NEW BABY!!! Aha.... now it all makes perfect sense.
A new baby in the house can definitely be the reason behind all that you are going through.
My DD was 3 when DS was born. I tried, and meant well, but ended up not giving her enough of my time and attention, and I am going to try to do better by both of them this time this winter when #3 is due... but I know realistically, it's never easy for kids to go from most of my attention, to a lot less because of the demands of a new baby.
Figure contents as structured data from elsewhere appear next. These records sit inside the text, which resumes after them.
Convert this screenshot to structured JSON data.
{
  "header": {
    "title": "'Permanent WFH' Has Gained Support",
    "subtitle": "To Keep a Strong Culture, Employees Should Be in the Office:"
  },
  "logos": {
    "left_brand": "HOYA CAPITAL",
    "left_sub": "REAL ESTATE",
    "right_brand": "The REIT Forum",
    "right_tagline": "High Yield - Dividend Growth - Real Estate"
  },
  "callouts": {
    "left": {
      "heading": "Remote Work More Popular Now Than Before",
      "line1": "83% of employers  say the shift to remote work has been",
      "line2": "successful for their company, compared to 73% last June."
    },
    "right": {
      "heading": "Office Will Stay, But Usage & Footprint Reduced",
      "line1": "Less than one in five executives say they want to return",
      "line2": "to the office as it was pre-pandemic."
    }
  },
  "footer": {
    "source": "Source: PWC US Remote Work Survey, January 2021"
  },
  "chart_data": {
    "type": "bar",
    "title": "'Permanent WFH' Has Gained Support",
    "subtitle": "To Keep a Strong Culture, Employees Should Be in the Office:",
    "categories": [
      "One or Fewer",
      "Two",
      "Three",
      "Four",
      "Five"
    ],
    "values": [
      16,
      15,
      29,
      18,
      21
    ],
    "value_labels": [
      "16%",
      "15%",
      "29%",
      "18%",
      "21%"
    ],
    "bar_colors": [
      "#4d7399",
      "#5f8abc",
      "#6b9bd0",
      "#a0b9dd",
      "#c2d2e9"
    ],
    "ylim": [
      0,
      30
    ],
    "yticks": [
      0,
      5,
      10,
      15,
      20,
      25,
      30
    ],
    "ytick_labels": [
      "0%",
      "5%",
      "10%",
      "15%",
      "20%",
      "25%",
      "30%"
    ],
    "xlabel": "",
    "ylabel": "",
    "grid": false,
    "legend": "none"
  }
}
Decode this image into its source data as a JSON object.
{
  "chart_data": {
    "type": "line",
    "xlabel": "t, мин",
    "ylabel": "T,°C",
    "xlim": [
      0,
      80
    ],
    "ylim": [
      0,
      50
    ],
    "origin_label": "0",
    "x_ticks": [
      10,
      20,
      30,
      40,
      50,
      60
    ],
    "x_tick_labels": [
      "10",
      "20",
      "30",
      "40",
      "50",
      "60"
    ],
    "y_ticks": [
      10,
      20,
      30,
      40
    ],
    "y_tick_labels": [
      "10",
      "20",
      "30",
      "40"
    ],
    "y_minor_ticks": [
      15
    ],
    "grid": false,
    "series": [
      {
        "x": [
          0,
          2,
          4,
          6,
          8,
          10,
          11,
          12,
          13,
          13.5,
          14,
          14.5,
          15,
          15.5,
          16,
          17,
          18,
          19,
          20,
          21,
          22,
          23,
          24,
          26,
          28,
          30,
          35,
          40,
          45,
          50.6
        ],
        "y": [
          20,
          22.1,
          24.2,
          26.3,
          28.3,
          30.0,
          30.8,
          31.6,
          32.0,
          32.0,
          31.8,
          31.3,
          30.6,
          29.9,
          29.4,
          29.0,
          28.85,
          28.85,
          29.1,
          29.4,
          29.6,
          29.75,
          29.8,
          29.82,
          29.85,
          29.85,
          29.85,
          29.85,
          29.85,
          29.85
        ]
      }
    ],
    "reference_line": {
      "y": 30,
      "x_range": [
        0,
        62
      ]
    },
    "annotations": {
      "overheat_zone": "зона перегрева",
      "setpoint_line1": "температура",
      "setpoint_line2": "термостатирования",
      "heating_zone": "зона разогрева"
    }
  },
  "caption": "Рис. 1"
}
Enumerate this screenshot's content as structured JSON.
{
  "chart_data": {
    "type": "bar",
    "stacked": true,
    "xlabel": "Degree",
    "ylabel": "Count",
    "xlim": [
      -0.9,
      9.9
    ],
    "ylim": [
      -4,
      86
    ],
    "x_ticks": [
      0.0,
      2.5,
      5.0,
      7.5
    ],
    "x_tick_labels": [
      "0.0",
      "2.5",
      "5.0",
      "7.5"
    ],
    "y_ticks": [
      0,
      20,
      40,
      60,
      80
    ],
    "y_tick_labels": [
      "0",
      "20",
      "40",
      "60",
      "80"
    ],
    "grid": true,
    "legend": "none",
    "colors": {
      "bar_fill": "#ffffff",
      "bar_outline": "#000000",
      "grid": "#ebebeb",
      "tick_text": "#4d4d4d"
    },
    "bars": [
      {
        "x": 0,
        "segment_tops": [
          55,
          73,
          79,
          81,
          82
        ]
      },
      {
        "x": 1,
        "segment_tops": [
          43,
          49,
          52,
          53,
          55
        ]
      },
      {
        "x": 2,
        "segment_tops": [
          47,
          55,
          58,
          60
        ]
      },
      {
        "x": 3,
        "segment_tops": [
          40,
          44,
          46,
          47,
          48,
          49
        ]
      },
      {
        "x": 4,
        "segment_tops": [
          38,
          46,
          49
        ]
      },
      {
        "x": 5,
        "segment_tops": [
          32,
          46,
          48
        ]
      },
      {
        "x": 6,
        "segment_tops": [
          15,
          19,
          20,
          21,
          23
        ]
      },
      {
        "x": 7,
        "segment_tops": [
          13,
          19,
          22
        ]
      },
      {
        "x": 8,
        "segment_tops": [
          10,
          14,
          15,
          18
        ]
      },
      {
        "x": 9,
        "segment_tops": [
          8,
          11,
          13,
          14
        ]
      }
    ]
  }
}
Mine are both (and we're talking nearly 3 and just turned 6!) acting like they want to nurse again, and both were weaned at 2 1/2 when I got pg with the next (couldn't get past the heebies)... and I, who never used pacifiers before, am actually considering buying one for each child, because the baby isn't even here yet, and they really want to go back to being babies in some symbolic way, and I just can't keep from having my skin crawl if I try to let them pretend to nurse (I am dried up and all).
So here I am, considering play pacifiers even though I don't believe in them generally, to help with a newly emerging need to role-play babydom, for my older kids.
And I am also remembering that right about the time they get walking, EC gets to be a giant headache unless you are in a country where children squatting and pooing on the street is acceptable, which we aren't.
So now, even though I want to EC again this time, part of me has become more aware that, first off, cloth diapers are no crime, and secondly, we can't be perfect, but if we can be sane and calm as mothers, even if we have to diaper to do it or get pacifiers to help older children act out a need to return to symbolic babyhood (and yes, they get TONS of love and cuddles so it's not a lack of genuine mothering!)... maybe that's ok?
Maybe it's ok to do whatever you need to, to keep your own family as happy as possible, even if it means abandoning ideals of some system that we all believe in?
That's the biggest lesson I am learning, at 37, as a mother of soon to be 3. That being able to have a happy, comfortable, harmonious home and family, is more important than successfully adopting every possible advantage in natural parenting from other cultures, when it's an uphill learning curve, or for whatever reason, it's not making anyone happy in your own home at the moment.
If you need validation, to give yourself a break, give her a break, and toss EC right out the window if you have to, to be a happy mama and have a happy child, I say do it.
My first child wasn't EC'd, was totally cloth diapered, and she turned out fine. It didn't harm her in the slightest.
EC is thrilling, and I am tempted to do it again this time, but also wary of the "difficult period" and wondering, since I can't let them go barebottomed in public and squat wherever they want on public streets, whether it's really worth it, to attempt to adapt it to my own culture, when we hit that hurdle. I guess I will find out when I get there, but part of me agrees with those who just say hey, cloth diapers aren't the end of the world. My friend, who does cloth but not EC, doesn't deal with any of this stress, though she does deal, calmly, with a lot of diapers AND a toddler who is now being just as annoying, screaming and writhing and resisting, when having his diaper changed.
who can tell, really, how it's going to be? All we know is, at a certain age, not easy.
Good luck finding a happy solution. You don't have to prove anything to anyone else, don't have to become an acolyte of EC... life is about having a choice, changing your mind, and doing what works out best for you and yours, in the moment.
I'm going to be trying to find that balance, too.